Per una conversazione che ha toccato anche il ruolo attivo degli istituti bancari, messo in luce da Patrizio Regis, Esg strategist di Unicredit. Nonché l’importanza di realtà di eccellenza come il Mil, acronimo di quel Material innovation lab dedicato all’approvvigionamento di tessuti e materiali sostenibili a disposizione delle maison di Kering, che è stato partner dello scorso S|style. E che lo sarà ancora a giugno 2024, come ha svelato Cantarini, affiancata da Christian Tubito, Kering Mil Italia director. «Il tema sarà incentrato sulla circolarità e selezioneremo altri 10 brand emergenti che riceveranno i materiali che sono i primi risultati del progetto Circular hub in collaborazione con Gucci», ha detto Tubito. «I marchi saranno esposti a tutto quello che è sostenibilità e circolarità per Kering, che non significa solo riciclo. Ma che tocca anche, per esempio, l’agricoltura rigenerativa».
Un pensiero condiviso da Marenzi che ha commentato: «Come produttori, saremo responsabili del fine vita dei nostri prodotti. Siamo chiamati a occuparci di ciò che deve essere riutilizzato e quindi prevede la sistemazione, il riciclo tramite lo smantellamento dei capi che pertanto richiedono a monte un eco-design con stilisti specializzati in progettazioni per facilitarne il processo, ad esempio attraverso modelli con unico materiale. E infine, la termovalorizzazione che deve azzerarsi, arrivando al 100% tra riciclo e riutilizzo. Per farlo, dobbiamo essere consorziati». Il talk ha affrontato sfide reali, sottolineando come la sustainability non possa prescindere da materie prime, processi semplici a basso impatto, oltre a una produzione di un numero limitato di capi. «Nel tessile c’è la maggior parte del merito, o non, sulla sostenibilità. Ed è da qui che si parte», ha accentuato Marenzi, che dal 2010 ha iniziato pionieristicamente a rendere green le sue aziende. E che crede in un percorso di sensibilizzazione fino «a far diventare la sostenibilità un non-tema, parte integrante di ogni aspetto dell’industry».
D’accordo Regis, che ha evidenziato come le banche dal guardare al merito creditizio, possono supportare ora le company di moda dialogando secondo un nuovo paradigma, quindi erogando finanziamenti anche in base al loro impegno verde. In questo Unicredit sostiene anche le imprese più piccole, come prova il programma Start lab di accompagnamento alla crescita. «Ogni anno valutiamo 700 start-up, finora 7400», ha commentato l’Esg strategist. «e le connettiamo al tessuto che possa fargli dare il massimo, collegandole a investitori e aziende più grandi che, a loro volta, necessitano proprio delle start-up per trovare l’innovazione eco di cui hanno bisogno».

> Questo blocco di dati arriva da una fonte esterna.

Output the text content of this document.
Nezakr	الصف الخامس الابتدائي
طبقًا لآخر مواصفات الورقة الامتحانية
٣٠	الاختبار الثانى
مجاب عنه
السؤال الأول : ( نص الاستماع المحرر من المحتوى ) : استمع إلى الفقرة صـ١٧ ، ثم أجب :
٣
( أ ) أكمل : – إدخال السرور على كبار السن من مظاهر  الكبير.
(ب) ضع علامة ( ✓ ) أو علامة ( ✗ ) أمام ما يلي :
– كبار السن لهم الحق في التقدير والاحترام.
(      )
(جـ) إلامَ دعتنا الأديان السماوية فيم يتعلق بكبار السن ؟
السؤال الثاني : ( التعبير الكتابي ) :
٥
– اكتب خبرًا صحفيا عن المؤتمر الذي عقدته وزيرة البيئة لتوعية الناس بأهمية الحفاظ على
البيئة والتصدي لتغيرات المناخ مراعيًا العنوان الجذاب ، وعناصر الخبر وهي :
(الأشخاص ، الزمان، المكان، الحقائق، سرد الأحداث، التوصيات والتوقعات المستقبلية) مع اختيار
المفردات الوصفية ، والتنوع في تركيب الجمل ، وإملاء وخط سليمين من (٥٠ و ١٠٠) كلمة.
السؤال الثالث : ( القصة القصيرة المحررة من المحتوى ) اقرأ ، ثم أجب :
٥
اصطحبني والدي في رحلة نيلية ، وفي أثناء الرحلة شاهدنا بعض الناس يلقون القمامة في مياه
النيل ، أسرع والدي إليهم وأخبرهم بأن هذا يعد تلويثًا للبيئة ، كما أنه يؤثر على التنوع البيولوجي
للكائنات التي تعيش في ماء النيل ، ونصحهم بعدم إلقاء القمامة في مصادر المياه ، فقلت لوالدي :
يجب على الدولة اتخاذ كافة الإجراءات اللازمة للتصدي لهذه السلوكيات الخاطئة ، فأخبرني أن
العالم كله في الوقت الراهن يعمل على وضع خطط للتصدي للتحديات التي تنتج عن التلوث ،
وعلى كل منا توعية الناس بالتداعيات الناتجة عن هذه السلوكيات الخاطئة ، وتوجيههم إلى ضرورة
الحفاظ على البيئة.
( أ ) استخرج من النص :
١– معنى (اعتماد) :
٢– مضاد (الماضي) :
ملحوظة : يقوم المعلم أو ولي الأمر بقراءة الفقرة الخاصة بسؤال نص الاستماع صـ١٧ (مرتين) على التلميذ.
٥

Ma nella sua natura di percorso, la tutela ambientale e sociale da parte del sistema moda avrà sempre tematiche di dibattito e challenge su cui accendere i riflettori. «Kering ha conseguito un allineamento del 71% agli standard Kering, per il 2025 arriveremo al 100%. E dopo ci si porrà altre sfide. Nuove ricerche definiranno nuove frontiere», ha chiosato Tubito. Tutti gli ospiti, infine, si sono mostrati allineati sulla direzione che devono prendere trasparenza e certificazioni, per cui hanno evidenziato un grande margine di miglioramento. Tutto deve diventare più consistente, coinvolgendo i Paesi nei quali avviene la manifattura. E dalla discussione è emerso che se, da un lato, le certificazioni hanno un valore segnaletico molto forte, indicando la virtuosità di aziende «messe a nudo per farsi leggere da qualcun altro», dall’altro è auspicabile la nascita di enti certificatori pubblici, senza interazioni economiche «tra controllore e controllato». (riproduzione riservata)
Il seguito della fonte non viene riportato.